Using a Dropbox Transfer page, this new scam presses all the urgency buttons while eluding detection as being malicious in an effort to steal the victim’s online credentials.
It seems like Microsoft (formerly Office) 365 credentials are a cybercriminal currency, as everyone wants them to perpetuate scams. So, it’s no surprise to see that this scam ends with a look-alike web page (in this case using a Google form) attempting to trick the victim user into giving up their Microsoft 365 logon details.
What makes this scam pretty impressive is a few details:
- It’s using the idea of attaining pandemic relief as the source of urgency
- It’s using a known source of U.K. government funding (the Small Business Grants Fund)

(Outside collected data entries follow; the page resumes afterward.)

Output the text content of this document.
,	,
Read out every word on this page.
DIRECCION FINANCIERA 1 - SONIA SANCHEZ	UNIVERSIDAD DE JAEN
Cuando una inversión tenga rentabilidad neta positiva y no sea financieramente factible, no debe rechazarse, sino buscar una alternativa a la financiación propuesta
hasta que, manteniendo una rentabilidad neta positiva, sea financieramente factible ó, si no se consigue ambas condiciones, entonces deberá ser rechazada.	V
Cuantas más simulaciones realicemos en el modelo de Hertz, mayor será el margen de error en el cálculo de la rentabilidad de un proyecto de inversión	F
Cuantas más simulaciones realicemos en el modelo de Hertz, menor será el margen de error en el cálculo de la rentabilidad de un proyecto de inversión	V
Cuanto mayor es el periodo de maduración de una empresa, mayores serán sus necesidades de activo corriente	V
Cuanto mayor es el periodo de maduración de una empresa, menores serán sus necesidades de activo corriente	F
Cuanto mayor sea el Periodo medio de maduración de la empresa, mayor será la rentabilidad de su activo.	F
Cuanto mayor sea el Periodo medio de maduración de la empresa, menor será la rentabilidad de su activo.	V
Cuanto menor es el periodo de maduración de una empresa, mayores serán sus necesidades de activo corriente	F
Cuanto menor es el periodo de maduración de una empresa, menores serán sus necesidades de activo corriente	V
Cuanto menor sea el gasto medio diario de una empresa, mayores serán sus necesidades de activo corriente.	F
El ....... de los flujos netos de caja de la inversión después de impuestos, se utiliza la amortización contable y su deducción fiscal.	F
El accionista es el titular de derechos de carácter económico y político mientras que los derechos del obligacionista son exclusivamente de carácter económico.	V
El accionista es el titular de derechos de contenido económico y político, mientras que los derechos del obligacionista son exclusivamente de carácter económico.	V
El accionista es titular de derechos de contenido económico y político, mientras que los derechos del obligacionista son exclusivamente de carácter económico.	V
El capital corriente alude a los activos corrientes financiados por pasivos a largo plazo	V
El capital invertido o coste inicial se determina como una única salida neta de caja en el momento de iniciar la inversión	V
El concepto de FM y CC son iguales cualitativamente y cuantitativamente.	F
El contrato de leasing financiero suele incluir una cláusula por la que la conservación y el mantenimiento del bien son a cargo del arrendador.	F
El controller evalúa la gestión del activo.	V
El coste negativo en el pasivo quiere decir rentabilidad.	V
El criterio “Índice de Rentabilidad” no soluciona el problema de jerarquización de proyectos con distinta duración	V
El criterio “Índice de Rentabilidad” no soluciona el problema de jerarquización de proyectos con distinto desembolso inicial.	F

- It uses a link to a PDF under the guise of filling out a form to receive the relief – something most people are expecting to need to do in one fashion or another
- It puts a supposed expiration deadline on the link to increase urgency
- It uses Dropbox Transfer to take victims to a legitimate transfer page where the PDF resides – this is the crafty part; there’s nothing malicious about this step, so security solutions don’t have a problem with it.
But there are a few details that make it obvious that this is a scam:
- The sender is a Dropbox no-reply email address (not a U.K. government domain)
- The email isn’t expected – a major red flag
- The user experience of opening a PDF and then being taken to logon to your Microsoft 365 account (there’s no real-world use case where this would happen)
So, while this is a relatively decent example of a phishing scam, users that have undergone Security Awareness Training will have scrutinized the last set of details and easily spotted that this email – at a minimum – looks suspicious and should be ignored.